Ketua Umum DPP Generasi Muda Mathla’ul Anwar Ahmad Nawawi mengapresiasi terpilihnya Komjen Pol Drs. Listyo Sigit Prabowo sebagai Kapolri pengganti Jendral Idham Azis.
Penunjukan Komjen Pol Drs Sigit sebagai calon tunggal Kapolri dinilai Nawawi sudah pasti telah melalui serangkaian penilaian yang cermat dan matang oleh Presiden.

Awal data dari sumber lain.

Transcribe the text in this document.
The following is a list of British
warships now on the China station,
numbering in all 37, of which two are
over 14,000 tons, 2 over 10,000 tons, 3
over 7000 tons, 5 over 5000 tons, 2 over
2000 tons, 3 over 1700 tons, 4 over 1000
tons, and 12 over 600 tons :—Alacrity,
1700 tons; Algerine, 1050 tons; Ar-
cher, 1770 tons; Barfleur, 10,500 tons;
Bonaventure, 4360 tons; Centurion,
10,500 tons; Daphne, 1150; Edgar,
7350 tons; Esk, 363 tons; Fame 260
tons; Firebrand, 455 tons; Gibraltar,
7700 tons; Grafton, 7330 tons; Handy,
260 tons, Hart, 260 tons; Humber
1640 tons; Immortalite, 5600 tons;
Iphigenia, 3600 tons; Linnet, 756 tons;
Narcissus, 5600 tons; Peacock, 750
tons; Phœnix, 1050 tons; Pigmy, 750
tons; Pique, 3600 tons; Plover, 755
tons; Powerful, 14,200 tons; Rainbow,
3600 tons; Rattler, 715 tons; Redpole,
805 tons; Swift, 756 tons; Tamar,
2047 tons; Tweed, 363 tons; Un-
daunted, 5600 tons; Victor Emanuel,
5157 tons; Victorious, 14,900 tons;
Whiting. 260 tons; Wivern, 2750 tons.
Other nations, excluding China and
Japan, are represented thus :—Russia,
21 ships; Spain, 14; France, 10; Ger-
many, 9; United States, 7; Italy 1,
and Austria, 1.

Hal yang tak kalah penting yang patut diapresiasi adalah bahwa penetapan Komjen Listyo Sigit Prabowo oleh Presiden Jokowi sejatinya menegaskan, bahwa kesamaan hak dan kesempatan diantara anak bangsa bukan hanya sekadar jargon, tapi benar-benar dibuktikan.
Nawawi berharap Listyo Sigit Prabowo dapat mengemban amanahnya dengan baik secara egaliter dan setara hingga membawa napas baru yang lebih plural dalam tubuh internal kepolisian.
Kitab Kuning
Hal menarik yang disampaikan Listyo Sigit Prabowo tentang anggota polisi wajib belajar kitab kuning, menjadi semacam jaminan bahwa Umat Islam tak perlu khawatir padanya.
Listyo seakan ingin menunjukkan kepada publik yang mayoritas Muslim bahwa ia tidak akan menjadikan Polri sebagai lembaga dakwah agama Katolik. Sebaliknya ia justru ingin menunjukkan pluralisme-nya sebagai pemimpin.
Kitab kuning sebagai kitab klasik karya ulama-ulama terdahulu banyak menjadi salah satu elemen yang diajarkan di pesantren-pesantren NU seluruh Tanah Air sehingga dianggap Listyo bisa menjadi inspirasi yang sangat baik untuk dipelajari oleh anggota polisi.
Hal menarik lainnya yang ingin dia buktikan bahwa ia adalah sosok yang toleran yakni saat di tim-nya ada dua polisi wanita yang mengenakan jilbab dan tidak dianggap sebagai persoalan penting.
Bahkan hal itu menuai pujian khusus dari anggota Komisi III DPR dari Fraksi PKS Achmad Dimyati Natakusumah yang menilai Listyo sebagai sosok yang cerdas sehingga membuat banyak orang terpesona.
Listyo semakin menarik perhatian saat ia menyatakan tekadnya untuk mengutamakan moderasi beragama dalam upaya mencegah berkembangnya paham radikalisme.
Menurut dia, salah satu cara memerangi radikalisme ialah dengan menggandeng sejumlah tokoh agama, organisasi masyarakat (ormas), tokoh masyarakat, hingga komunitas sipil.
“Jadi perlu kolaborasi dengan tokoh agama, tokoh masyarakat, ormas-ormas berbasis agama, dan para pemangku kepentingan lainnya termasuk melibatkan para ahli dan ‘civil society’,” ujarnya.
Penetapannya sebagai Kapolri memang diharapkan banyak pihak membawa warna baru di internal Polri agar lebih plural. Sekaligus menjadikan institusi penegak hukum tersebut terhindar dari stigma politik identitas yang layaknya ditradisikan.